Isso talvez não seria possível sem as boas atuações do seu elenco. Chris Pine é o coração do filme e nos traz um personagem que, mesmo familiar em seu arquétipo, é gostável e funciona bem para aquele universo. Michelle Rodriguez também foi uma grata surpresa, sendo central tanto para ação do filme quanto para os seus momentos mais emocionais. Mas, infelizmente, nem todos têm o mesmo destaque. Eu vejo potencial para outros personagens e acredito que o formato de filme não fez jus a eles; também gostaria de ter visto mais interações entre o grupo e uma exploração maior dos indivíduos, embora suponha que esse tipo de dinâmica funcionasse melhor em uma série.

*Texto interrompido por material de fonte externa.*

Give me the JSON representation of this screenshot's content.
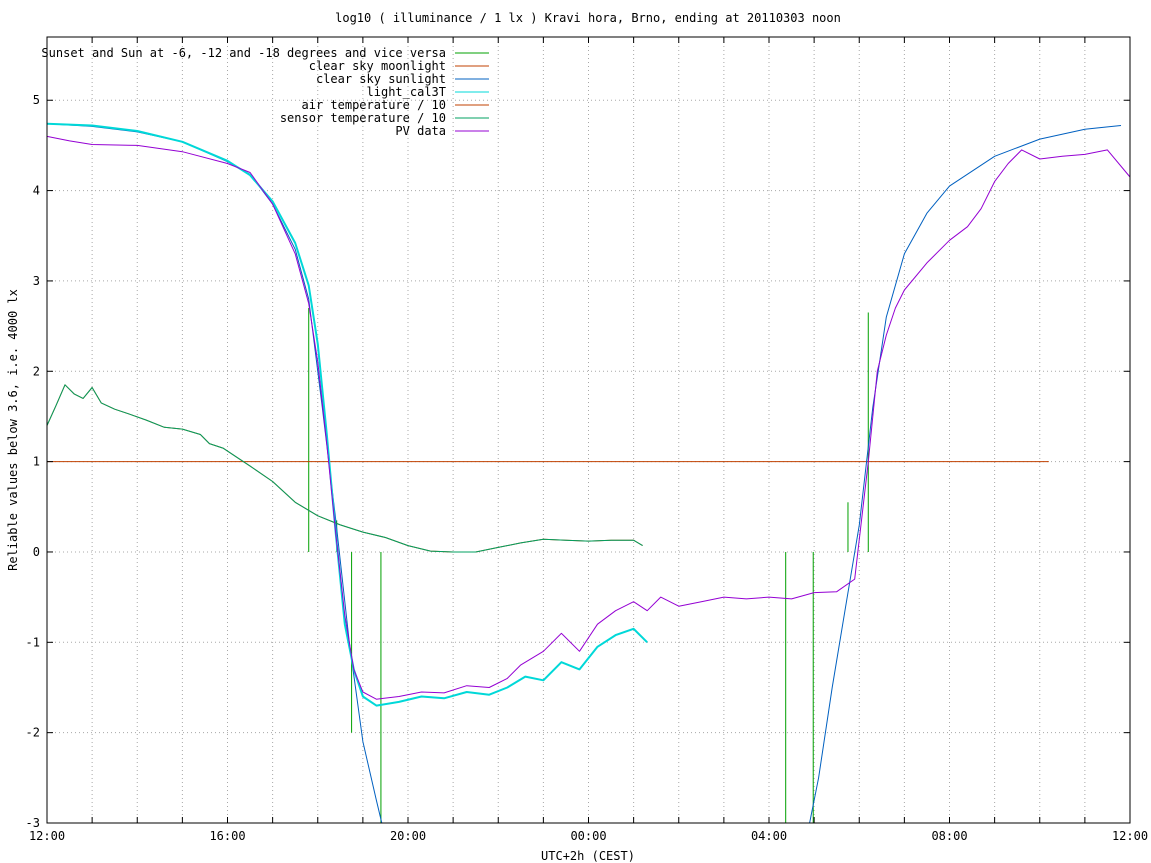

Digo isso porque, na sanha de querer mostrar uma grande variedade de locais e criaturas, o filme fica meio desconjuntado. As viagens de um lado para o outro falham em dar um senso adequado de escala para o mundo, o que teria sido solucionado com um formato que favorecesse mais esse tipo de narrativa – não é à toa que campanhas de D&D duram dezenas, ou até centenas de sessões. O espírito de um épico grandioso é prejudicado pela necessidade de contar tudo em pouco mais de duas horas, ainda que a produção faça o melhor uso possível de seu tempo, sem cair em morosidade.

De qualquer modo, a apresentação charmosa e descompromissada transforma o longa-metragem em uma experiência muito divertida. Dungeons & Dragons: Honor Among Thieves me soa como uma ode ao RPG de mesa, criado por pessoas que sabem o que estão fazendo e realmente entendem o que há de interessante no material original. Além disso, o filme tem tudo para agradar quem sente falta de uma alta-fantasia nos cinemas, algo raro nos dias de hoje. Esta produção mostra que há potencial na adaptação de RPGs para o cinema – se mais uma tentativa for feita, ela chegará com um pouco mais de otimismo.